Monk, Lady Gaga und Mr. Grey sind prominente Gäste in österreichischen Wohnzimmern. "Wie kommt es, dass man in Österreich bestimmte globalisierte Mediengüter sieht, hört und liest?", fragt Andreas Gebesmair vom Department für Medien und Wirtschaft der Fachhochschule St. Pölten: "Dahinter stehen Vermittlerinnen und Vermittler, die diese für den österreichischen Markt auswählen, evaluieren und vermarkten." Doch wie werden Blockbuster, Chartstürmer und Bestseller von Ladenhütern unterschieden? Wie und auf welcher Basis fällen professionelle Contentbezieherinnen und -bezieher ihre Kaufentscheidungen? Das vor Kurzem gestartete Projekt "Trading Cultures" des Wissenschaftsfonds FWF widmet sich der empirischen Betrachtung dieses zentralen Einflussfaktors der kulturellen Globalisierung: der Kultur des Handels mit kulturellen Mediengütern.
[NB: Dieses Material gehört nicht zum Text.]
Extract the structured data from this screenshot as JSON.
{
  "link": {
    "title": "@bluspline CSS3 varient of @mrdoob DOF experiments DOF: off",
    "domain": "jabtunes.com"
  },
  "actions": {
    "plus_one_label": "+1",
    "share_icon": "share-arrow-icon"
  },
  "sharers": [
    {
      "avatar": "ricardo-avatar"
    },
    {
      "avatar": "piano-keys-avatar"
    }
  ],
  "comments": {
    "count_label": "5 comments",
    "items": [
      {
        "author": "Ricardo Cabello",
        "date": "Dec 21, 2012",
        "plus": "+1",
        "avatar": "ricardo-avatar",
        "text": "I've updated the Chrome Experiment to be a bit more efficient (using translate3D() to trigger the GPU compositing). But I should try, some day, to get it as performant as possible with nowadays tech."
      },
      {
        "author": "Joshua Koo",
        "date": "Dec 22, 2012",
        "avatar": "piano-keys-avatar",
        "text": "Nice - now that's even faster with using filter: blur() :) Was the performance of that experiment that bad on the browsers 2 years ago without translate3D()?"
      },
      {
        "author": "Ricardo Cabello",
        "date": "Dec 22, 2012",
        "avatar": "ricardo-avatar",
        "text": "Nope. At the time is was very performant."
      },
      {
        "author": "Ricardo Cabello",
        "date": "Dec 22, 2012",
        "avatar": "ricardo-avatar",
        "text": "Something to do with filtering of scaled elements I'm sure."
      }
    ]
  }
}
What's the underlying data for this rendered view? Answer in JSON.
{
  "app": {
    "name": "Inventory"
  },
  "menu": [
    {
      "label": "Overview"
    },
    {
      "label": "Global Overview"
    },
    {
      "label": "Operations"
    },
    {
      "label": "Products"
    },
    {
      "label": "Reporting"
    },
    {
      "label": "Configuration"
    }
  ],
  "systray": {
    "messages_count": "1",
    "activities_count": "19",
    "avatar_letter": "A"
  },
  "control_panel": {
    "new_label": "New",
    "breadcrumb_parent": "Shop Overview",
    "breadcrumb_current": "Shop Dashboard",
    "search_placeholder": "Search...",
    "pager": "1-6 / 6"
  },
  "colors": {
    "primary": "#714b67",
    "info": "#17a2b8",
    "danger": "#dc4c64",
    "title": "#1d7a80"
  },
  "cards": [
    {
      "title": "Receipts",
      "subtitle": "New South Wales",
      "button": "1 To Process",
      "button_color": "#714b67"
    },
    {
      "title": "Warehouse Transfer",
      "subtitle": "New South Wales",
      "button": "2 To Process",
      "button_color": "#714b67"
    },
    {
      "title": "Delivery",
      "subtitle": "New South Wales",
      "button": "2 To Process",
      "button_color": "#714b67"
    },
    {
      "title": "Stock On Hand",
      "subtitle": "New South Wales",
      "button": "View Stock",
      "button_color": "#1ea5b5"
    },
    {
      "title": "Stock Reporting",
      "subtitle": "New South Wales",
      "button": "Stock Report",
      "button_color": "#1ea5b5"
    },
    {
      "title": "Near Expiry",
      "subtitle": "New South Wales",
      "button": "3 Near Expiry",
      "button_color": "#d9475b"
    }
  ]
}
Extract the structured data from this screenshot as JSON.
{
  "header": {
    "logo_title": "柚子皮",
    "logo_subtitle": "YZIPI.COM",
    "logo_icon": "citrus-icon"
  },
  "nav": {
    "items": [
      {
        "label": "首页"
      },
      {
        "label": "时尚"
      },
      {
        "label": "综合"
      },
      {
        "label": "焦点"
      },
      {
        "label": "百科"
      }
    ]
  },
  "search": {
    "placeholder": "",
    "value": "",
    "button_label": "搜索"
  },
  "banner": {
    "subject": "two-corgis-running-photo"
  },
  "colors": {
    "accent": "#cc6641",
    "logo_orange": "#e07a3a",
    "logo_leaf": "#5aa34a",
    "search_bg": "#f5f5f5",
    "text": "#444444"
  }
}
Einblicke in die Kultur des globalen Handels
Als zentral werden in diesem Projekt internationale Content-Handelsmessen gesehen. Sie sind nicht nur Umschlagplätze für die Mediengüter selbst, sondern auch für Trends, Fachmeinungen und Geschäftsmodelle, die die globale Verbreitung neuer Medienprodukte grundlegend bestimmen. Das Forschungsteam um Gebesmair untersucht nun branchenübergreifend inwiefern Verkaufs- und Kaufentscheidungen auf in der Branche gemeinsam geteilten Annahmen, Routinen und Regeln basieren. Diese werden auf drei bedeutenden internationalen Handelsmessen, der TV-Content Messe MIPCOM, der Musikmesse midem und der Frankfurter Buchmesse studiert.
Was wir wollen werden
Gerade im Handel mit innovativen Mediengütern sind Kaufentscheidungen hochriskant, der Preis für Fehleinschätzungen hoch und Erfolge schwierig abzuschätzen. Deshalb tendieren die Beteiligten dazu, legitime Geschäftspraktiken zu imitieren: "Professionelle Contentbezieher müssen einschätzen können, was 'ihr' Publikum wollen wird. Sie verlassen sich dabei auf den sogenannten 'buzz' auf dem Messeparkett und auf die dort kommunizierten und geteilten Bewertungsstandards. Andererseits spielen aber auch gewisse in der Branche etablierte 'Daumenregeln' und die erfahrungsbasierte Intuition eine Rolle", erläutert Gebesmair.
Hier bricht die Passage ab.